A memorial of flowers and candles now marks the tree that killed 56-year-old Harold Parker. Parker was the father of nine children. He was reportedly an expert landscaper who was trimming trees on Jan. 9 with Normandy’s Public Works Department.
Drew Brauner, who runs another city’s public works department, says he’s cut down thousands of trees.
“It was 100% preventable,” he said. “…not an accident at all.”
“Trees are a lot like a gun. When you put a chainsaw into it, you’ve loaded it,” Brauner said. “There’s no real accidents. It’s now incidents.”
He says hollow trees, like the one that killed Parker, are unpredictable.

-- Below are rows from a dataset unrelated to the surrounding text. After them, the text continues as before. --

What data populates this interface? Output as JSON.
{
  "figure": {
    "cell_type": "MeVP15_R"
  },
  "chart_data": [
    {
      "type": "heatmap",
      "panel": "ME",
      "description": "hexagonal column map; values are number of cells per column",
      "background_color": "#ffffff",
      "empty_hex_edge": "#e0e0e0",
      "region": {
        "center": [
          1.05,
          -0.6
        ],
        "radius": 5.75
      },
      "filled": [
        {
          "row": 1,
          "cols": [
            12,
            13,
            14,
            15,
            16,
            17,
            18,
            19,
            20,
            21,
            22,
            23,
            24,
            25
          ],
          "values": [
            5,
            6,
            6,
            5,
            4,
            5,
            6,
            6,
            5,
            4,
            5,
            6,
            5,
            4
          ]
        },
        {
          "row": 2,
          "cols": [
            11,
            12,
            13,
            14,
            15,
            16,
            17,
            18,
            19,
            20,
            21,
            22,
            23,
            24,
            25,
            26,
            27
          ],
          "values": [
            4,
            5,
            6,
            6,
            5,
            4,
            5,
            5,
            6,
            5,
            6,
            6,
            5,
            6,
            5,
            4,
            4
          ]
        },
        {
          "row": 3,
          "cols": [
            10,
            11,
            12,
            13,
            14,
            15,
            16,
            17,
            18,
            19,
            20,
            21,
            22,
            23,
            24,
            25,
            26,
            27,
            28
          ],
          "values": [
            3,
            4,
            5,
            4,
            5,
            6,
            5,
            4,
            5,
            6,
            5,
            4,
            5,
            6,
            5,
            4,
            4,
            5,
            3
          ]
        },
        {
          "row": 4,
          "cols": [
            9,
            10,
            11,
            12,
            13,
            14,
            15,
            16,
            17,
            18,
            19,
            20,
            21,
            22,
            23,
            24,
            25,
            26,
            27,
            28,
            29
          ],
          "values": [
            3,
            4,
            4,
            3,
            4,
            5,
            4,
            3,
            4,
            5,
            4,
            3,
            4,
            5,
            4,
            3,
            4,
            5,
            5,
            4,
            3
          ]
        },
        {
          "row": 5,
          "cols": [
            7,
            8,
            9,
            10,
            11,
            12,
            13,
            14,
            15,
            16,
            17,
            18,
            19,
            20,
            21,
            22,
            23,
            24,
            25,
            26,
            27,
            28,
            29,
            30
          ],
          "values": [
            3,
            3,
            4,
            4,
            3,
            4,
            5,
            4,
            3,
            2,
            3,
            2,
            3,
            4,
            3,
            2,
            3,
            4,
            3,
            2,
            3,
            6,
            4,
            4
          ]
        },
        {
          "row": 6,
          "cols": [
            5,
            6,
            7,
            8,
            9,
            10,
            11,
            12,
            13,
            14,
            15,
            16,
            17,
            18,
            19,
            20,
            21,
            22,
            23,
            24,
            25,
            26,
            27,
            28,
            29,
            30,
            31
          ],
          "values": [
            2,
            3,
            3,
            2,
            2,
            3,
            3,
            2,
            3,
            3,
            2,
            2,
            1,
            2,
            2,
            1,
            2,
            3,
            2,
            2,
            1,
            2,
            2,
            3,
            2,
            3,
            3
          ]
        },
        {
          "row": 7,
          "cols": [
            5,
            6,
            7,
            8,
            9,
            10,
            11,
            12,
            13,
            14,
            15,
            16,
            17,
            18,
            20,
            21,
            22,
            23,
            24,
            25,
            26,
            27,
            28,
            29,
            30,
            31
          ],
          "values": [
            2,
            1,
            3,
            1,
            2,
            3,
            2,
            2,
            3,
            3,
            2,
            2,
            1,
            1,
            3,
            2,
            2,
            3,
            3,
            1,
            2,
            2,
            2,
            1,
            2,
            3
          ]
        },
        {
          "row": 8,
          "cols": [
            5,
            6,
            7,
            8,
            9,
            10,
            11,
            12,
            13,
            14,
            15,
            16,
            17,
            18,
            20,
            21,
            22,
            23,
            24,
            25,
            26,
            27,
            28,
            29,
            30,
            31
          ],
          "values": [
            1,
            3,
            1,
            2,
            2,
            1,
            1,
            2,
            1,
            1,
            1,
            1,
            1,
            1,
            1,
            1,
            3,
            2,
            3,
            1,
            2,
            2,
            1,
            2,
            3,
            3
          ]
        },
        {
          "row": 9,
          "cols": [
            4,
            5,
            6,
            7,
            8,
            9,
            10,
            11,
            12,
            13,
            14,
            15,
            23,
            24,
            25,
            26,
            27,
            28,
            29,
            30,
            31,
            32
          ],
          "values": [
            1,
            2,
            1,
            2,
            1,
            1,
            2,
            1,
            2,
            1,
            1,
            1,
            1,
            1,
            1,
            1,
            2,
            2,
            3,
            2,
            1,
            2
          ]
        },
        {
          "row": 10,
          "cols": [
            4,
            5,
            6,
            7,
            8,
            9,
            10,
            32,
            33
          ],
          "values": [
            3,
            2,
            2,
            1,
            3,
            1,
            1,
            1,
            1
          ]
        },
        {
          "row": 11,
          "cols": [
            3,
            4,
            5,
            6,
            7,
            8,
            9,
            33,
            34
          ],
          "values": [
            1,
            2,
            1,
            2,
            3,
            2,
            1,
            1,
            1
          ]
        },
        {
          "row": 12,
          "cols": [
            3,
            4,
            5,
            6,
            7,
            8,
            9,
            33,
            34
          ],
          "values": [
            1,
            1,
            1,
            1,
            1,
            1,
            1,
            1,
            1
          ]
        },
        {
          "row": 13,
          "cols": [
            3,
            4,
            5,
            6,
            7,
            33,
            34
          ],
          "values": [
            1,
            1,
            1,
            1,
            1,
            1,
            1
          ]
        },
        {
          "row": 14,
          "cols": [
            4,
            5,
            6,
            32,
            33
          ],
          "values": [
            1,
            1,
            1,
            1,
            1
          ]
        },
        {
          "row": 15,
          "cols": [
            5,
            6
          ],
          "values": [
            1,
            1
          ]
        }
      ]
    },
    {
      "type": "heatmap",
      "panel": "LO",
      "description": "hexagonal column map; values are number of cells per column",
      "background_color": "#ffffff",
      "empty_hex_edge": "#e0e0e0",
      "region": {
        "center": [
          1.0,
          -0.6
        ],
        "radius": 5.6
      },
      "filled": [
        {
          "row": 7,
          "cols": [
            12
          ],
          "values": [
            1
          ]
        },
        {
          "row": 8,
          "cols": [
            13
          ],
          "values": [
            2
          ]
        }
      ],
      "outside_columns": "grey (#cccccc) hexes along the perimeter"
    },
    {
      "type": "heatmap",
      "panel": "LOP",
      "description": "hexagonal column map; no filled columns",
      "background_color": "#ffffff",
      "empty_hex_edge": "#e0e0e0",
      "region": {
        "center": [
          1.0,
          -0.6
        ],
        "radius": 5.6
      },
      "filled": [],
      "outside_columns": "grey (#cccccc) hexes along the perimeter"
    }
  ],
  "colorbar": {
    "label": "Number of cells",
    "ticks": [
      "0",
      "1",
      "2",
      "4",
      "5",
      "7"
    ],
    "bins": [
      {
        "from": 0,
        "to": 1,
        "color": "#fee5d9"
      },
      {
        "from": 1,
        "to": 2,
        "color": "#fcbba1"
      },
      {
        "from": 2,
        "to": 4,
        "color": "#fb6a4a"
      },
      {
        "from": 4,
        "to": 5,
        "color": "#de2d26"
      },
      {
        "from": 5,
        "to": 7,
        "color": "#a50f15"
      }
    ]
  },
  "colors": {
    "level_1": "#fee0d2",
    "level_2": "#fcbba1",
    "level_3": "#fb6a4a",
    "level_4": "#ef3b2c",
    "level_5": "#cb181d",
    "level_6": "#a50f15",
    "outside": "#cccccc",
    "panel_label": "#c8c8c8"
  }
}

“At any time, it can just go,” Brauner said. “…a side of a tree can blow out. There are also multiple cut marks in the tree that let me know they were quickly unsure about what was going on. Long before the tree came down, there were signs that they probably should have backed off.”
Brauner said he wants to know why it does not appear Normandy’s Public Works Department used ropes. He also would like to know if they used safety gear or whether they were briefed about how they would do the job safely. Those are all questions the city says it won’t yet answer as it investigates.
According to a police report obtained by FOX 2, four witnesses, all from the Department of Public Works, identified Parker as the one who made the cuts in the tree trunk and then ran right under the falling tree.
Brauner said that does not make sense.
“If you’re cutting here, there’s those three steps, and you can shift all the way around the tree,” he said. “Now it can go either direction.”
Making it even more unusual, a responding officer wrote in a Normandy Police report that “the male was lying with his head facing north and his feet south.” The direction north points back near the tree, which would mean Parker would have to fall in the opposite direction in which witnesses said he was running.
“I think the much more likely scenario is that (Parker) could have been in another area and the tree went 180 degrees in the wrong direction,” Brauner said. “And (maybe Parker was) clearing brush or protecting the public on the other side and was unexpectedly caught by surprise.”
A nearby surveillance camera would clear up all questions except that Normandy says it did not capture the incident.
On Tuesday, Mayor Mark Beckmann, the city administrator, and a certified safety professional from the Missouri Department of Labor were on the scene.
They declined to talk as they began their investigation.